FW: [osis-core] character counting issue: proposed solution

Steve DeRose osis-core@bibletechnologieswg.org
Wed, 19 Jun 2002 21:32:21 -0400


At 10:04 AM -0400 06/19/02, Patrick Durusau wrote:
>Harry,
>
>Thanks for the quick turn around on the analysis!
>
>Steve, since the grain proposal was yours originally, comments on 
>Harry's proposal?
>
>Would make the syntax for the regex a little more manageable. (and 
>punts on all the nasty normalization issues, but as Harry notes, 
>will work most of the time.)
>
>So, drop use of character and use only string? plus occurrence marker?

I thought of the string as merely a check; we could of course think 
of the string as normative and include the number as a check; or not 
include it (though if we don't have both, it's harder to catch errors 
automatically); or make both optional so you can go either way.

If we did the string + occurrence number thing, it would be uglier to 
get point selections (nth occurrence of null string, maybe?), or 
short targets like single characters or common words. It assumes the 
string length is the same as the target length, which we didn't have 
to assume before when we had a lenght (though I think we should have 
at least made the *default* length match the string, if we hadn't 
said that already). I think it still has the normalization problem 
just to match the strings (though maybe not quite as bad; haven't 
thought it all the way through yet).

I'm inclined to suggest:

a) change 'character' to 'code point' and explain that it's dumb.

b) adopt Harry's method of looking forward upon finding mismatch.

c) make the +length optional, and default it to the string length

d) state that length 0 is a point selection before the nth char

e) state that offsets start at 1 and can't be negative to count backwards.

f) state what happens if the offset or length goes beyond the content 
of the referenced element we're counting in. Just copy the xpointer 
rules on this, I suppose (now, if i could only remember what they 
are...).

g) perhaps? make offset optional in which case you get the string. eh.

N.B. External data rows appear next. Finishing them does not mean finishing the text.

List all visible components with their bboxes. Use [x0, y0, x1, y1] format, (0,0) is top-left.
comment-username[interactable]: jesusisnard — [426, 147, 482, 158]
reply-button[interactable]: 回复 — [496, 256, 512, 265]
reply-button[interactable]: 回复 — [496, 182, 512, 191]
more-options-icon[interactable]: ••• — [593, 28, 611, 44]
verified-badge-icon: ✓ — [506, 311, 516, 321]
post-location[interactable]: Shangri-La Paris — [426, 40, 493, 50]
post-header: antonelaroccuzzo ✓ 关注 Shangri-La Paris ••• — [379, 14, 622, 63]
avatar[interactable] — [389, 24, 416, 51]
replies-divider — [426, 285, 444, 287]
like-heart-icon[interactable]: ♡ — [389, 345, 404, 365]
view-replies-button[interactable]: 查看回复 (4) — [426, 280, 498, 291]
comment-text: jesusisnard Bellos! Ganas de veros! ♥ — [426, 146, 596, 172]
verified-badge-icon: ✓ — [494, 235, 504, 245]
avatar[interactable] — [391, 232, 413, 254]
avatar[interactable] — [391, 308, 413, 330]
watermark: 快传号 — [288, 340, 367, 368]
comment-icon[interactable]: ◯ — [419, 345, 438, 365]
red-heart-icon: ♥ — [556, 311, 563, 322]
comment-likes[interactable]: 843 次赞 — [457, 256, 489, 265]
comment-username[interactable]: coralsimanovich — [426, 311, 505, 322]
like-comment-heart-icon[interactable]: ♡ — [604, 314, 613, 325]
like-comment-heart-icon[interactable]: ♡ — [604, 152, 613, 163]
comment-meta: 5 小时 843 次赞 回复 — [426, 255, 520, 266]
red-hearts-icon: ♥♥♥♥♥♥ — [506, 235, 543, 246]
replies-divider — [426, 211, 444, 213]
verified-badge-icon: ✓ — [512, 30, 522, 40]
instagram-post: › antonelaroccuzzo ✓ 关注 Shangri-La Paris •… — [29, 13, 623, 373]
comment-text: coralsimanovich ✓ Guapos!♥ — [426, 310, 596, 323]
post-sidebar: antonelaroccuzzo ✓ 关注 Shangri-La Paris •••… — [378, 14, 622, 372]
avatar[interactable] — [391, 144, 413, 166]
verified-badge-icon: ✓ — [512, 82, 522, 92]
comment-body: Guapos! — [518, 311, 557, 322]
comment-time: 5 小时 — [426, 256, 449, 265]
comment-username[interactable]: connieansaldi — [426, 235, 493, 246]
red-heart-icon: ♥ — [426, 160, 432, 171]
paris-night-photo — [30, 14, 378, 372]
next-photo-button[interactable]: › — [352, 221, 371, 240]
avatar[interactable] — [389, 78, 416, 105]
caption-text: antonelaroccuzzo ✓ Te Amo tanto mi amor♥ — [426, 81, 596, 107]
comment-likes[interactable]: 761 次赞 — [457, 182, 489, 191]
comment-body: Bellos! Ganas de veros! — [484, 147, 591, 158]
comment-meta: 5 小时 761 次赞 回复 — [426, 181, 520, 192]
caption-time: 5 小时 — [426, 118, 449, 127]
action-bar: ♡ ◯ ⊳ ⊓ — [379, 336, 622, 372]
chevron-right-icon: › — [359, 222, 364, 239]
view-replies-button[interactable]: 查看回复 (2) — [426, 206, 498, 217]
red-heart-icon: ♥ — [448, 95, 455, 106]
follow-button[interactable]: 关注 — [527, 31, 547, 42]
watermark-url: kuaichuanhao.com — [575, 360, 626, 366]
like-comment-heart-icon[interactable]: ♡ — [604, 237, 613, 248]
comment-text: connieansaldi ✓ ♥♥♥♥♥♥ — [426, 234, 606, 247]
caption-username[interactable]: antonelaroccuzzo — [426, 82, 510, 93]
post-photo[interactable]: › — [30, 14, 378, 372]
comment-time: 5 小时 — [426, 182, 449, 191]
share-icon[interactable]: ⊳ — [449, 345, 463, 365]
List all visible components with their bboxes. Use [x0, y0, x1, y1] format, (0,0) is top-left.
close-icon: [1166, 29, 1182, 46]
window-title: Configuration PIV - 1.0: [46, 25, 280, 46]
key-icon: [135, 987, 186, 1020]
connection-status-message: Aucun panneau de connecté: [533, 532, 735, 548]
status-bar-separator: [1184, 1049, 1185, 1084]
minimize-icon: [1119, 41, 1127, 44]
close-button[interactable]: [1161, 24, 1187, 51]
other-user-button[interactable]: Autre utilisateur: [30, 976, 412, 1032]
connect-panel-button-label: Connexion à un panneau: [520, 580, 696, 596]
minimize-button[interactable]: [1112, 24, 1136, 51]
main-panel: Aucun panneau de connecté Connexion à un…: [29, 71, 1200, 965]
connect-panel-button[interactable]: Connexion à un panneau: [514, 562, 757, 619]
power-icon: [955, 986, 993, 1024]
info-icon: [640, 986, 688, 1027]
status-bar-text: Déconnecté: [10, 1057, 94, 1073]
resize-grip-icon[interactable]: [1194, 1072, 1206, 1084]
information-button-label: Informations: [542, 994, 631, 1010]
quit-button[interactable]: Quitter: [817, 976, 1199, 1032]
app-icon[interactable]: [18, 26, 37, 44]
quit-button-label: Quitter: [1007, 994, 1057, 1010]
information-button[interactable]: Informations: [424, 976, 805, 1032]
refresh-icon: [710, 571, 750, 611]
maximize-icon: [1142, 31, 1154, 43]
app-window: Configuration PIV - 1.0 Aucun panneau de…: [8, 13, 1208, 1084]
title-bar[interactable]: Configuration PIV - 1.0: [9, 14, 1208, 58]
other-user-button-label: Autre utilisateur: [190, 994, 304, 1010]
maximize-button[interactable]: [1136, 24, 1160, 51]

Does that cut a plausible compromise on well-defined counting vs. 
ease of implementation? Any boundary cases left unspecified?


>
>Question: should we still allow an alternative "grain" syntax? (here 
>thinking of people who want to embed XPath/XQuery for applications 
>that support that sort of thing).
>
>Patrick
>
>Harry Plantinga wrote:
>
>>Patrick,
>>
>>I looked through the link below, and I think the issue is even more 
>>difficult than I had realized. For example, ligatures can
>>represent two characters with a single glyph and a single byte
>>sequence. In fact, because of the various meanings of "character,"
>>the w3.org web page recommends against using the term "character"
>>at all, if possible.
>>
>>They do refer to "Unicode Normalized Form C", however, which ensures
>>identical byte coding of the same set of characters. We could refer 
>>to in our definition of character counting. But that would make 
>>counting characters accurately very difficult--it would require 
>>reading reams of information about Unicode Normalized
>>Form C just to figure out if "First" is 5 characters or 4 (because
>>of an Fi ligature).
>>
>>However, since w3 recommends against even using the term 
>>"character", we may want to consider whether that term is too fuzzy 
>>to be used in a definition of a grain identifier. Besides, it's a 
>>nuisance (and somewhat error-prone) to count characters even if the 
>>meaning were clear.
>>N.B. the same sorts of problems arise in string matching; "First"
>>may not match "First" if one of the strings uses a ligature.
>>
>>I believe that this sort of thing will be a rare problem but one
>>that is very hard to solve correctly in all circumstances. The only 
>>way to solve it correctly that I can think of is to insist
>>that the texts and matching strings be in Unicode Normalized Form C,
>>however arcane that may be.  (Then we can ignore the issue entirely
>>and it will work right for us most of the time :-)
>>
>>So here's a revised proposal:
>>
>>- Drop the character count in the grain. Just use strings, with  an 
>>optional parameter for the occurrence number of the string.
>>
>>  @(Hello world!)
>>  @37(Hello world!)  (37th occurrence. Or use other syntax.)
>>
>>- Recognize that this will only work correctly if the strings  are 
>>encoded the same way.
>>-Harry
>>
>>
>>
>>
>>-----Original Message-----
>>From: owner-osis-core@bibletechnologieswg.org
>>[mailto:owner-osis-core@bibletechnologieswg.org]On Behalf Of Patrick
>>Durusau
>>Sent: Tuesday, June 18, 2002 4:02 PM
>>To: osis-core@bibletechnologieswg.org
>>Subject: Re: FW: [osis-core] character counting issue: proposed solution
>>
>>
>>Harry,
>>
>>I will be trying to work through your post and the W3C's position 
>>on the character set model (http://www.w3.org/TR/charmod/). If you 
>>have the time, can you look at that and see how it would fit into a 
>>recommendation from OSIS for character counting? (Not sure I can 
>>reach it today.)
>>
>>Thanks!
>>
>>Patrick
>>
>
>--
>Patrick Durusau
>Director of Research and Development
>Society of Biblical Literature
>pdurusau@emory.edu


-- 

Steve DeRose -- http://www.stg.brown.edu/~sjd
Chair, Bible Technologies Group -- http://www.bibletechnologies.net
Email: sderose@speakeasy.net
Backup email: sderose@mac.com, sjd@stg.brown.edu